Страница 40 из 51
— Лыжню, Матвей!
Он неохотно ступил в сторону, торопливо подрагивающимн пальцами ухватил-таки пуговицу, пропустил ее через петельку и откинул покалывающие неизношенным сукном клапаны шлема. И побежал сбоку лыжни, мощно, красиво взрывая целину не прибитого ветрами снега, одного за другим обгоняя ушедших вперед лыжников, замечая, что и они, не желая ему уступить, наддали шагу, замахали палками. Но Матвей обходил их легко и красиво — откуда взялись такие силы? — снег радостно и высоко повизгивал под длинными ходкими лыжами, мелькали разгоряченные лица. Знакомые, дорогие лица его сослуживцев, бойцов строительного батальона, комсомольцев-добровольцев. Бежал, налегая на длинные палки, чтобы встать в голову колонны, где рдяно реяло, билось на ветру полковое знамя.

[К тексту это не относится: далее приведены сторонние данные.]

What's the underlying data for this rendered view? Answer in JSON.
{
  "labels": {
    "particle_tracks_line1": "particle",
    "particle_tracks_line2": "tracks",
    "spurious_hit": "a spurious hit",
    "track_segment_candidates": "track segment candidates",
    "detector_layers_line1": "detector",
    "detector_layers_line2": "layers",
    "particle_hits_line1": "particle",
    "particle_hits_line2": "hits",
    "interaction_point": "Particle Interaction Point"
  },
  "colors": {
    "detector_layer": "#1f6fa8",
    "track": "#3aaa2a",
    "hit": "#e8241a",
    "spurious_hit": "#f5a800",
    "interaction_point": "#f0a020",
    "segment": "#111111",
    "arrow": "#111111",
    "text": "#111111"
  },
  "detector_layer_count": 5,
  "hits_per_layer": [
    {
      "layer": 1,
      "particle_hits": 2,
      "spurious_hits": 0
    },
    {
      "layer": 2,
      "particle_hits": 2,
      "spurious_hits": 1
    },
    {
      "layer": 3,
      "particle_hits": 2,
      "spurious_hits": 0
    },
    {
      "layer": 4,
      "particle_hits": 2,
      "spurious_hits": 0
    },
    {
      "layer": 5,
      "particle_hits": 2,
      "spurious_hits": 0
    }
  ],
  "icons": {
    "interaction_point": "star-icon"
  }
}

…Матвей открыл глаза и увидел склонившуюся над ним жену. Она виновато улыбнулась, скрывая вновь выступившие на глаза слезы.
— Пока ты ходила, я уснул, — сказал он, еще дивясь своему чудесному сну, и не удержался: — Видел сон. Помнишь, тот наш лыжный переход? Весь наш батальон. — Он закрыл глаза, что-то припоминая, и досказал: — Всех ребят видел, как мы шли. И чудо какое-то, Венька Проклов отстал от меня. В жизни такого не было! Венька-то сибиряк. Помнишь Веньку?
— Помню, помню, — заторопилась Алена. — И Булдакова Семена. Семена тоже видел?
— Семен шел со знаменем, и я его догонял. Чудно, — повторил он, жмурясь, — Аркадия видел Арбузова. Мать, когда умер он?
— В прошлом году, в марте, Матюша. А что видел-то про него? — спросила Алена настороженно.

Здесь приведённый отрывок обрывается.